CV NEWS FEED // A leading stem cell research organization has called for scientists to lift a long-held ethical rule against growing and experimenting on embryonic human beings beyond 14 days of gestation.
The Illinois-based International Society for Stem Cell Research (ISSCR) made the suggestion in a new set of guidelines published this year for consideration by governments, research facilities, and universities.
The last time the ISSCR published such a set of guidelines, in 2016, their recommendations were widely adopted and shared uncritically by science-related U.S. governmental bodies such as the National Institute of Health.
In the U.S., “regulatory bodies at universities and other institutions universally adhere to the 14-day rule,” NPR reported Wednesday:
If the new guidance is adopted, it would be a major change.
“When you ask, ‘Is this ethically bad?’ Well, you also have to put the opposite: Are there ethical issues for not doing research in that period?” says Robin Lovell-Badge … who chaired the task force that wrote the guidelines.
While Lovell-Badge essentially asked “Why not?” on this important ethical question, a number of bioethicists have strongly disagreed.
Again, from NPR:
“I think it’s deeply troubling,” says Dr. Daniel Sulmasy, a bioethicist at Georgetown University. “Now, any sign of respect for the human embryo is gone.”
Others are especially concerned that the new guidelines include no clear stopping point for how long a developing embryo could be studied in a lab dish.
“If you don’t have any endpoint, could you take embryos to 20 weeks? To 24 weeks? Is viability the only endpoint,” asks Hank Greely, a Stanford University bioethicist who otherwise praises the new guidelines. “Is viability even an endpoint?”
Ryan Anderson, who serves as President of the Ethics and Public Policy Center, also rejected the new ISSCR guidelines. “Killing human beings more mature than fourteen days old? How could that be ethical, you ask?” he tweeted.

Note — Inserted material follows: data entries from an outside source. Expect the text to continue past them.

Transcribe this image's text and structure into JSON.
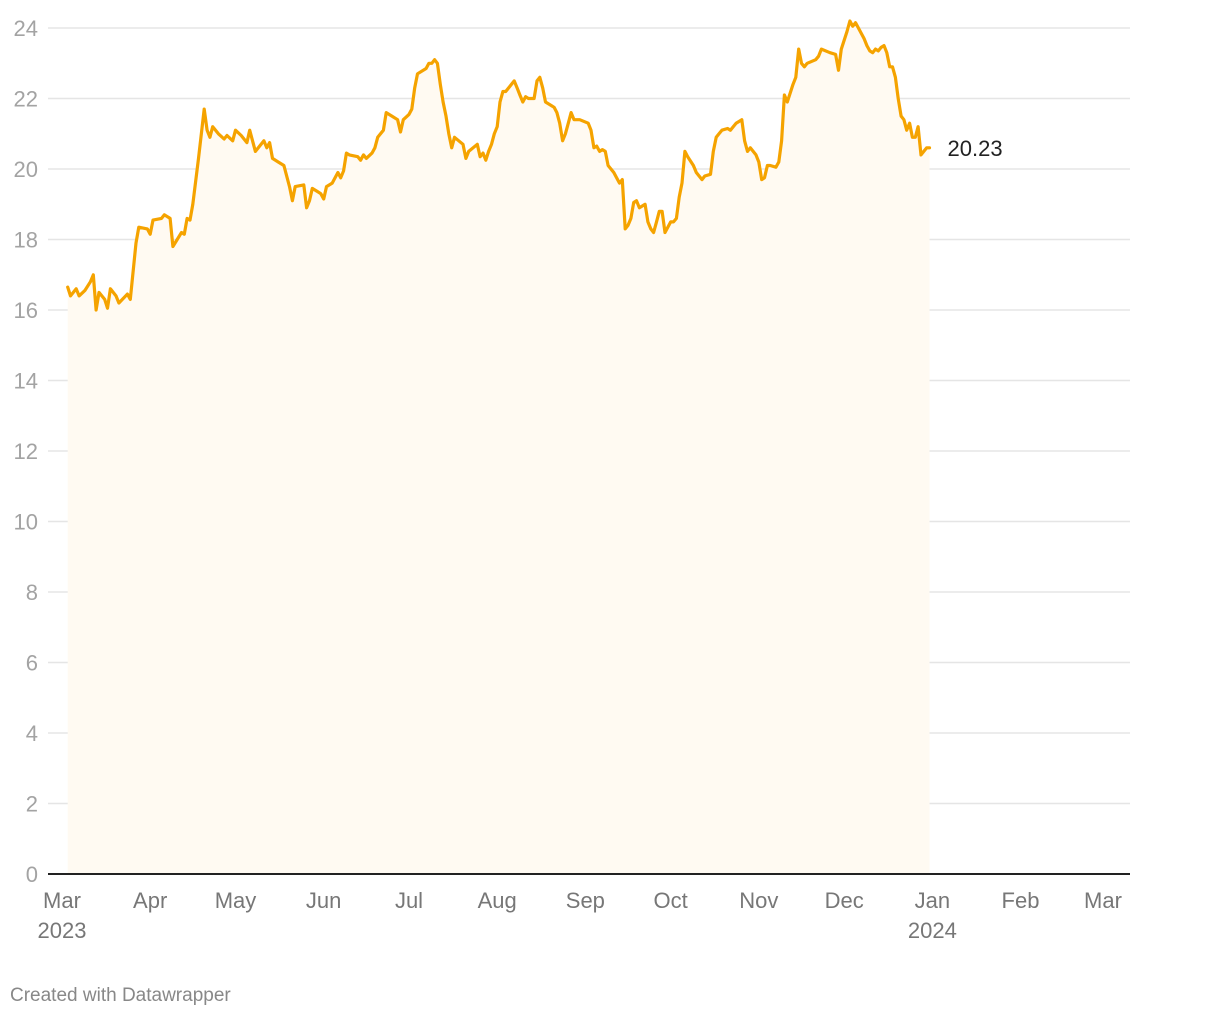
{
  "chart_data": {
    "type": "area",
    "title": "",
    "xlabel": "",
    "ylabel": "",
    "ylim": [
      0,
      24
    ],
    "y_ticks": [
      "0",
      "2",
      "4",
      "6",
      "8",
      "10",
      "12",
      "14",
      "16",
      "18",
      "20",
      "22",
      "24"
    ],
    "x_ticks": [
      {
        "date": "2023-03-01",
        "label": "Mar",
        "sub": "2023"
      },
      {
        "date": "2023-04-01",
        "label": "Apr",
        "sub": ""
      },
      {
        "date": "2023-05-01",
        "label": "May",
        "sub": ""
      },
      {
        "date": "2023-06-01",
        "label": "Jun",
        "sub": ""
      },
      {
        "date": "2023-07-01",
        "label": "Jul",
        "sub": ""
      },
      {
        "date": "2023-08-01",
        "label": "Aug",
        "sub": ""
      },
      {
        "date": "2023-09-01",
        "label": "Sep",
        "sub": ""
      },
      {
        "date": "2023-10-01",
        "label": "Oct",
        "sub": ""
      },
      {
        "date": "2023-11-01",
        "label": "Nov",
        "sub": ""
      },
      {
        "date": "2023-12-01",
        "label": "Dec",
        "sub": ""
      },
      {
        "date": "2024-01-01",
        "label": "Jan",
        "sub": "2024"
      },
      {
        "date": "2024-02-01",
        "label": "Feb",
        "sub": ""
      },
      {
        "date": "2024-03-01",
        "label": "Mar",
        "sub": ""
      }
    ],
    "grid": true,
    "line_color": "#f5a300",
    "area_color": "#fffaf2",
    "end_label": "20.23",
    "series": [
      {
        "points": [
          [
            "2023-03-03",
            16.65
          ],
          [
            "2023-03-04",
            16.4
          ],
          [
            "2023-03-06",
            16.6
          ],
          [
            "2023-03-07",
            16.4
          ],
          [
            "2023-03-09",
            16.55
          ],
          [
            "2023-03-11",
            16.8
          ],
          [
            "2023-03-12",
            17.0
          ],
          [
            "2023-03-13",
            16.0
          ],
          [
            "2023-03-14",
            16.5
          ],
          [
            "2023-03-16",
            16.3
          ],
          [
            "2023-03-17",
            16.05
          ],
          [
            "2023-03-18",
            16.6
          ],
          [
            "2023-03-20",
            16.4
          ],
          [
            "2023-03-21",
            16.2
          ],
          [
            "2023-03-24",
            16.45
          ],
          [
            "2023-03-25",
            16.3
          ],
          [
            "2023-03-27",
            17.9
          ],
          [
            "2023-03-28",
            18.35
          ],
          [
            "2023-03-31",
            18.3
          ],
          [
            "2023-04-01",
            18.15
          ],
          [
            "2023-04-02",
            18.55
          ],
          [
            "2023-04-05",
            18.6
          ],
          [
            "2023-04-06",
            18.7
          ],
          [
            "2023-04-08",
            18.6
          ],
          [
            "2023-04-09",
            17.8
          ],
          [
            "2023-04-12",
            18.2
          ],
          [
            "2023-04-13",
            18.15
          ],
          [
            "2023-04-14",
            18.6
          ],
          [
            "2023-04-15",
            18.55
          ],
          [
            "2023-04-16",
            19.0
          ],
          [
            "2023-04-18",
            20.3
          ],
          [
            "2023-04-20",
            21.7
          ],
          [
            "2023-04-21",
            21.1
          ],
          [
            "2023-04-22",
            20.9
          ],
          [
            "2023-04-23",
            21.2
          ],
          [
            "2023-04-25",
            21.0
          ],
          [
            "2023-04-27",
            20.85
          ],
          [
            "2023-04-28",
            20.95
          ],
          [
            "2023-04-30",
            20.8
          ],
          [
            "2023-05-01",
            21.1
          ],
          [
            "2023-05-03",
            20.95
          ],
          [
            "2023-05-05",
            20.75
          ],
          [
            "2023-05-06",
            21.1
          ],
          [
            "2023-05-08",
            20.5
          ],
          [
            "2023-05-09",
            20.6
          ],
          [
            "2023-05-11",
            20.8
          ],
          [
            "2023-05-12",
            20.6
          ],
          [
            "2023-05-13",
            20.75
          ],
          [
            "2023-05-14",
            20.3
          ],
          [
            "2023-05-16",
            20.2
          ],
          [
            "2023-05-18",
            20.1
          ],
          [
            "2023-05-20",
            19.5
          ],
          [
            "2023-05-21",
            19.1
          ],
          [
            "2023-05-22",
            19.5
          ],
          [
            "2023-05-25",
            19.55
          ],
          [
            "2023-05-26",
            18.9
          ],
          [
            "2023-05-27",
            19.1
          ],
          [
            "2023-05-28",
            19.45
          ],
          [
            "2023-05-30",
            19.35
          ],
          [
            "2023-05-31",
            19.3
          ],
          [
            "2023-06-01",
            19.15
          ],
          [
            "2023-06-02",
            19.5
          ],
          [
            "2023-06-04",
            19.6
          ],
          [
            "2023-06-06",
            19.9
          ],
          [
            "2023-06-07",
            19.75
          ],
          [
            "2023-06-08",
            19.95
          ],
          [
            "2023-06-09",
            20.45
          ],
          [
            "2023-06-10",
            20.4
          ],
          [
            "2023-06-13",
            20.35
          ],
          [
            "2023-06-14",
            20.25
          ],
          [
            "2023-06-15",
            20.4
          ],
          [
            "2023-06-16",
            20.3
          ],
          [
            "2023-06-18",
            20.45
          ],
          [
            "2023-06-19",
            20.6
          ],
          [
            "2023-06-20",
            20.9
          ],
          [
            "2023-06-22",
            21.1
          ],
          [
            "2023-06-23",
            21.6
          ],
          [
            "2023-06-25",
            21.5
          ],
          [
            "2023-06-27",
            21.4
          ],
          [
            "2023-06-28",
            21.05
          ],
          [
            "2023-06-29",
            21.4
          ],
          [
            "2023-07-01",
            21.55
          ],
          [
            "2023-07-02",
            21.7
          ],
          [
            "2023-07-03",
            22.3
          ],
          [
            "2023-07-04",
            22.7
          ],
          [
            "2023-07-07",
            22.85
          ],
          [
            "2023-07-08",
            23.0
          ],
          [
            "2023-07-09",
            23.0
          ],
          [
            "2023-07-10",
            23.1
          ],
          [
            "2023-07-11",
            23.0
          ],
          [
            "2023-07-12",
            22.4
          ],
          [
            "2023-07-13",
            21.9
          ],
          [
            "2023-07-14",
            21.5
          ],
          [
            "2023-07-15",
            21.0
          ],
          [
            "2023-07-16",
            20.6
          ],
          [
            "2023-07-17",
            20.9
          ],
          [
            "2023-07-20",
            20.7
          ],
          [
            "2023-07-21",
            20.3
          ],
          [
            "2023-07-22",
            20.5
          ],
          [
            "2023-07-25",
            20.7
          ],
          [
            "2023-07-26",
            20.35
          ],
          [
            "2023-07-27",
            20.45
          ],
          [
            "2023-07-28",
            20.25
          ],
          [
            "2023-07-29",
            20.5
          ],
          [
            "2023-07-30",
            20.7
          ],
          [
            "2023-07-31",
            21.0
          ],
          [
            "2023-08-01",
            21.2
          ],
          [
            "2023-08-02",
            21.9
          ],
          [
            "2023-08-03",
            22.2
          ],
          [
            "2023-08-04",
            22.2
          ],
          [
            "2023-08-06",
            22.4
          ],
          [
            "2023-08-07",
            22.5
          ],
          [
            "2023-08-08",
            22.3
          ],
          [
            "2023-08-09",
            22.1
          ],
          [
            "2023-08-10",
            21.9
          ],
          [
            "2023-08-11",
            22.05
          ],
          [
            "2023-08-12",
            22.0
          ],
          [
            "2023-08-14",
            22.0
          ],
          [
            "2023-08-15",
            22.5
          ],
          [
            "2023-08-16",
            22.6
          ],
          [
            "2023-08-17",
            22.3
          ],
          [
            "2023-08-18",
            21.9
          ],
          [
            "2023-08-20",
            21.8
          ],
          [
            "2023-08-21",
            21.75
          ],
          [
            "2023-08-22",
            21.6
          ],
          [
            "2023-08-23",
            21.3
          ],
          [
            "2023-08-24",
            20.8
          ],
          [
            "2023-08-25",
            21.0
          ],
          [
            "2023-08-26",
            21.3
          ],
          [
            "2023-08-27",
            21.6
          ],
          [
            "2023-08-28",
            21.4
          ],
          [
            "2023-08-30",
            21.4
          ],
          [
            "2023-09-02",
            21.3
          ],
          [
            "2023-09-03",
            21.1
          ],
          [
            "2023-09-04",
            20.6
          ],
          [
            "2023-09-05",
            20.65
          ],
          [
            "2023-09-06",
            20.5
          ],
          [
            "2023-09-07",
            20.55
          ],
          [
            "2023-09-08",
            20.5
          ],
          [
            "2023-09-09",
            20.1
          ],
          [
            "2023-09-11",
            19.9
          ],
          [
            "2023-09-12",
            19.75
          ],
          [
            "2023-09-13",
            19.6
          ],
          [
            "2023-09-14",
            19.7
          ],
          [
            "2023-09-15",
            18.3
          ],
          [
            "2023-09-16",
            18.4
          ],
          [
            "2023-09-17",
            18.6
          ],
          [
            "2023-09-18",
            19.05
          ],
          [
            "2023-09-19",
            19.1
          ],
          [
            "2023-09-20",
            18.9
          ],
          [
            "2023-09-22",
            19.0
          ],
          [
            "2023-09-23",
            18.5
          ],
          [
            "2023-09-24",
            18.3
          ],
          [
            "2023-09-25",
            18.2
          ],
          [
            "2023-09-26",
            18.5
          ],
          [
            "2023-09-27",
            18.8
          ],
          [
            "2023-09-28",
            18.8
          ],
          [
            "2023-09-29",
            18.2
          ],
          [
            "2023-10-01",
            18.5
          ],
          [
            "2023-10-02",
            18.5
          ],
          [
            "2023-10-03",
            18.6
          ],
          [
            "2023-10-04",
            19.2
          ],
          [
            "2023-10-05",
            19.6
          ],
          [
            "2023-10-06",
            20.5
          ],
          [
            "2023-10-07",
            20.35
          ],
          [
            "2023-10-09",
            20.1
          ],
          [
            "2023-10-10",
            19.9
          ],
          [
            "2023-10-12",
            19.7
          ],
          [
            "2023-10-13",
            19.8
          ],
          [
            "2023-10-15",
            19.85
          ],
          [
            "2023-10-16",
            20.5
          ],
          [
            "2023-10-17",
            20.9
          ],
          [
            "2023-10-18",
            21.0
          ],
          [
            "2023-10-19",
            21.1
          ],
          [
            "2023-10-21",
            21.15
          ],
          [
            "2023-10-22",
            21.1
          ],
          [
            "2023-10-24",
            21.3
          ],
          [
            "2023-10-26",
            21.4
          ],
          [
            "2023-10-27",
            20.8
          ],
          [
            "2023-10-28",
            20.5
          ],
          [
            "2023-10-29",
            20.6
          ],
          [
            "2023-10-31",
            20.4
          ],
          [
            "2023-11-01",
            20.2
          ],
          [
            "2023-11-02",
            19.7
          ],
          [
            "2023-11-03",
            19.75
          ],
          [
            "2023-11-04",
            20.1
          ],
          [
            "2023-11-05",
            20.1
          ],
          [
            "2023-11-07",
            20.05
          ],
          [
            "2023-11-08",
            20.2
          ],
          [
            "2023-11-09",
            20.8
          ],
          [
            "2023-11-10",
            22.1
          ],
          [
            "2023-11-11",
            21.9
          ],
          [
            "2023-11-13",
            22.4
          ],
          [
            "2023-11-14",
            22.6
          ],
          [
            "2023-11-15",
            23.4
          ],
          [
            "2023-11-16",
            23.0
          ],
          [
            "2023-11-17",
            22.9
          ],
          [
            "2023-11-18",
            23.0
          ],
          [
            "2023-11-21",
            23.1
          ],
          [
            "2023-11-22",
            23.2
          ],
          [
            "2023-11-23",
            23.4
          ],
          [
            "2023-11-26",
            23.3
          ],
          [
            "2023-11-28",
            23.25
          ],
          [
            "2023-11-29",
            22.8
          ],
          [
            "2023-11-30",
            23.4
          ],
          [
            "2023-12-02",
            23.9
          ],
          [
            "2023-12-03",
            24.2
          ],
          [
            "2023-12-04",
            24.05
          ],
          [
            "2023-12-05",
            24.15
          ],
          [
            "2023-12-06",
            24.0
          ],
          [
            "2023-12-08",
            23.7
          ],
          [
            "2023-12-09",
            23.5
          ],
          [
            "2023-12-10",
            23.35
          ],
          [
            "2023-12-11",
            23.3
          ],
          [
            "2023-12-12",
            23.4
          ],
          [
            "2023-12-13",
            23.35
          ],
          [
            "2023-12-14",
            23.45
          ],
          [
            "2023-12-15",
            23.5
          ],
          [
            "2023-12-16",
            23.3
          ],
          [
            "2023-12-17",
            22.9
          ],
          [
            "2023-12-18",
            22.9
          ],
          [
            "2023-12-19",
            22.6
          ],
          [
            "2023-12-20",
            22.0
          ],
          [
            "2023-12-21",
            21.5
          ],
          [
            "2023-12-22",
            21.4
          ],
          [
            "2023-12-23",
            21.1
          ],
          [
            "2023-12-24",
            21.3
          ],
          [
            "2023-12-25",
            20.9
          ],
          [
            "2023-12-26",
            20.9
          ],
          [
            "2023-12-27",
            21.2
          ],
          [
            "2023-12-28",
            20.4
          ],
          [
            "2023-12-29",
            20.5
          ],
          [
            "2023-12-30",
            20.6
          ],
          [
            "2023-12-31",
            20.6
          ]
        ]
      }
    ]
  },
  "credit": "Created with Datawrapper"
}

Anderson then quoted Lovell-Badge’s “Why not?” defense, suggesting that there was nothing ethical about it. “Well the expert who wrote the guidelines explains: ‘In many ways, you could argue it would be unethical not to do it.’
“Ah,” Anderson wrote. “The best bioethics money can buy.”

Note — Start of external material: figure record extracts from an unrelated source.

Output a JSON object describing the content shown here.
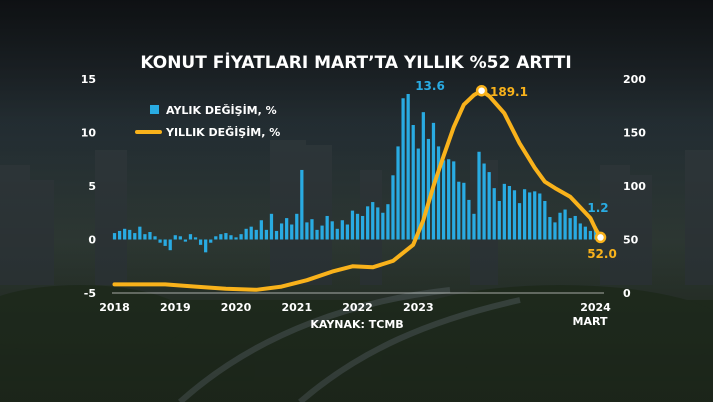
{
  "chart_data": {
    "type": "bar+line",
    "title": "KONUT FİYATLARI MART’TA YILLIK %52 ARTTI",
    "source": "KAYNAK: TCMB",
    "x_ticks": [
      "2018",
      "2019",
      "2020",
      "2021",
      "2022",
      "2023",
      "2024"
    ],
    "x_tick_sub": "MART",
    "left_axis": {
      "ticks": [
        "15",
        "10",
        "5",
        "0",
        "-5"
      ],
      "min": -5,
      "max": 15
    },
    "right_axis": {
      "ticks": [
        "200",
        "150",
        "100",
        "50",
        "0"
      ],
      "min": 0,
      "max": 200
    },
    "legend_placement": "top-left",
    "colors": {
      "bars": "#29abe2",
      "line": "#f9b21b",
      "title": "#ffffff",
      "text": "#ffffff"
    },
    "series": [
      {
        "name": "AYLIK DEĞİŞİM, %",
        "type": "bar",
        "axis": "left",
        "color": "#29abe2",
        "last_label": "1.2",
        "peak_label": "13.6",
        "values": [
          0.6,
          0.8,
          1.0,
          0.9,
          0.6,
          1.2,
          0.5,
          0.7,
          0.3,
          -0.3,
          -0.6,
          -1.0,
          0.4,
          0.3,
          -0.2,
          0.5,
          0.2,
          -0.5,
          -1.2,
          -0.3,
          0.3,
          0.5,
          0.6,
          0.4,
          0.2,
          0.5,
          1.0,
          1.2,
          0.9,
          1.8,
          0.9,
          2.4,
          0.8,
          1.5,
          2.0,
          1.4,
          2.4,
          6.5,
          1.6,
          1.9,
          0.9,
          1.3,
          2.2,
          1.7,
          1.0,
          1.8,
          1.4,
          2.7,
          2.4,
          2.2,
          3.1,
          3.5,
          3.0,
          2.5,
          3.3,
          6.0,
          8.7,
          13.2,
          13.6,
          10.7,
          8.5,
          11.9,
          9.4,
          10.9,
          8.7,
          7.4,
          7.5,
          7.3,
          5.4,
          5.3,
          3.7,
          2.4,
          8.2,
          7.1,
          6.3,
          4.8,
          3.6,
          5.2,
          5.0,
          4.6,
          3.4,
          4.7,
          4.4,
          4.5,
          4.3,
          3.6,
          2.1,
          1.6,
          2.5,
          2.8,
          2.0,
          2.2,
          1.5,
          1.2,
          0.8,
          1.2
        ]
      },
      {
        "name": "YILLIK DEĞİŞİM, %",
        "type": "line",
        "axis": "right",
        "color": "#f9b21b",
        "peak_label": "189.1",
        "last_label": "52.0",
        "points": [
          [
            0,
            8
          ],
          [
            5,
            8
          ],
          [
            10,
            8
          ],
          [
            16,
            6
          ],
          [
            22,
            4
          ],
          [
            28,
            3
          ],
          [
            33,
            6
          ],
          [
            38,
            12
          ],
          [
            43,
            20
          ],
          [
            47,
            25
          ],
          [
            51,
            24
          ],
          [
            55,
            30
          ],
          [
            59,
            45
          ],
          [
            61,
            68
          ],
          [
            63,
            100
          ],
          [
            65,
            128
          ],
          [
            67,
            155
          ],
          [
            69,
            176
          ],
          [
            71,
            185
          ],
          [
            72.5,
            189.1
          ],
          [
            74,
            184
          ],
          [
            77,
            168
          ],
          [
            80,
            140
          ],
          [
            83,
            117
          ],
          [
            85,
            104
          ],
          [
            87,
            98
          ],
          [
            90,
            90
          ],
          [
            92,
            80
          ],
          [
            94,
            70
          ],
          [
            95,
            60
          ],
          [
            96,
            52
          ]
        ]
      }
    ]
  }
}
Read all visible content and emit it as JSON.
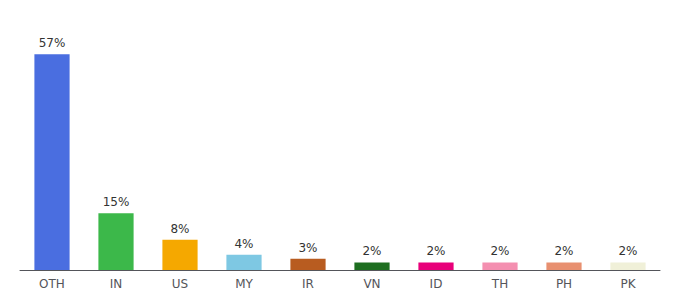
{
  "chart_data": {
    "type": "bar",
    "categories": [
      "OTH",
      "IN",
      "US",
      "MY",
      "IR",
      "VN",
      "ID",
      "TH",
      "PH",
      "PK"
    ],
    "values": [
      57,
      15,
      8,
      4,
      3,
      2,
      2,
      2,
      2,
      2
    ],
    "value_labels": [
      "57%",
      "15%",
      "8%",
      "4%",
      "3%",
      "2%",
      "2%",
      "2%",
      "2%",
      "2%"
    ],
    "colors": [
      "#4a6ee0",
      "#3cb84a",
      "#f5a800",
      "#7ec8e3",
      "#b85c20",
      "#1e6e20",
      "#e8007a",
      "#f48fb0",
      "#e89070",
      "#f0f0d8"
    ],
    "ylim": [
      0,
      65
    ],
    "data_labels": true,
    "tick_labels": "x",
    "grid": false
  }
}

“Slippery-slope warnings are sometimes sound,” added lawyer and author Ed Whelan.
J. Benjamin Hurlbut, a bioethicist at Arizona State University, told NPR that the new guidelines could lead to “monstrous” results. Hurlbut was particularly concerned about what the ISSCR’s permissiveness might lead to in the field of “chimera” studies, in which human and animal cells are combined into a developing embryo.

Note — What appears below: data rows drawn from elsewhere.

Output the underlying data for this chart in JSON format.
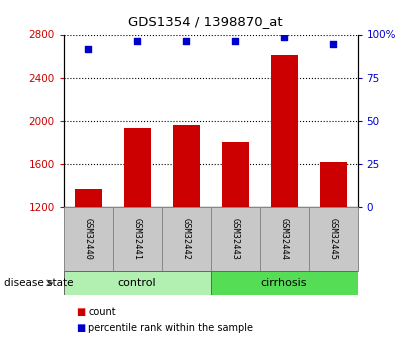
{
  "title": "GDS1354 / 1398870_at",
  "categories": [
    "GSM32440",
    "GSM32441",
    "GSM32442",
    "GSM32443",
    "GSM32444",
    "GSM32445"
  ],
  "bar_values": [
    1370,
    1930,
    1960,
    1800,
    2610,
    1615
  ],
  "percentile_values": [
    91.5,
    96.5,
    96.5,
    96.5,
    98.5,
    94.5
  ],
  "bar_color": "#cc0000",
  "dot_color": "#0000cc",
  "ylim_left": [
    1200,
    2800
  ],
  "ylim_right": [
    0,
    100
  ],
  "yticks_left": [
    1200,
    1600,
    2000,
    2400,
    2800
  ],
  "yticks_right": [
    0,
    25,
    50,
    75,
    100
  ],
  "right_tick_labels": [
    "0",
    "25",
    "50",
    "75",
    "100%"
  ],
  "legend_count_label": "count",
  "legend_percentile_label": "percentile rank within the sample",
  "disease_state_label": "disease state",
  "light_green": "#b2f0b2",
  "medium_green": "#55dd55",
  "gray_bg": "#c8c8c8",
  "bg_white": "#ffffff"
}
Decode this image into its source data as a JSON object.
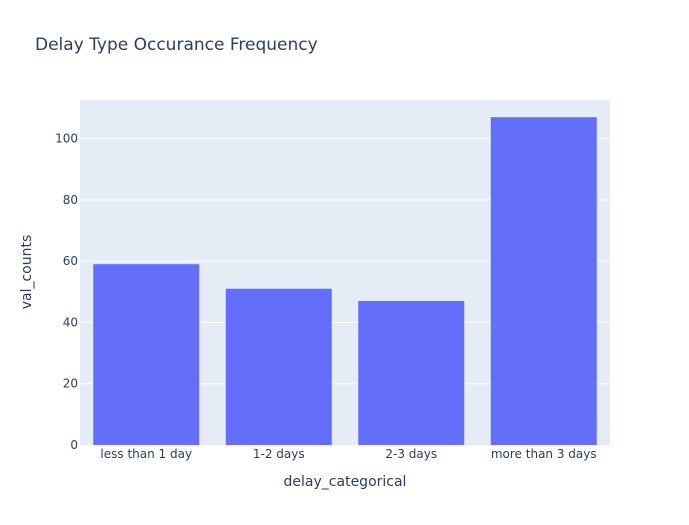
{
  "chart_data": {
    "type": "bar",
    "title": "Delay Type Occurance Frequency",
    "xlabel": "delay_categorical",
    "ylabel": "val_counts",
    "categories": [
      "less than 1 day",
      "1-2 days",
      "2-3 days",
      "more than 3 days"
    ],
    "values": [
      59,
      51,
      47,
      107
    ],
    "ylim": [
      0,
      112.6
    ],
    "yticks": [
      0,
      20,
      40,
      60,
      80,
      100
    ],
    "grid": true,
    "colors": {
      "bar": "#636efa",
      "plot_bg": "#e5ecf6",
      "grid": "#ffffff",
      "text": "#2a3f5f"
    }
  }
}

“Do we really need to hark back to Mary Shelley to remind ourselves that the production of monstrosity may well grow out of a misguided sense of the good — combined with the thrill of the power of control over life?” Hurlbut said. “What is at stake here if not that?”
“What was ethically unthinkable just a few years ago is getting treated as not only permissible but even unproblematic now,” Hurlbut continued:
Under these guidelines an oversight committee can deliberate behind closed doors and quietly give its blessing to scientists to impregnate a monkey with a partly human embryo, or to see how far into human development scientists can grow artificially constructed synthetic human embryos in bottles.
The Democrat-controlled Senate voted Wednesday evening on five proposed amendments to the Endless Frontier Act, a science and technology research bill that will determine a number of budget and regulatory matters.
In a 48-49 vote, the Senate defeated the “Braun (R-IN) amendment to prohibit certain types of human-animal chimeras,” CSPAN’s Craig Caplan reported. “60 votes were needed for passage.”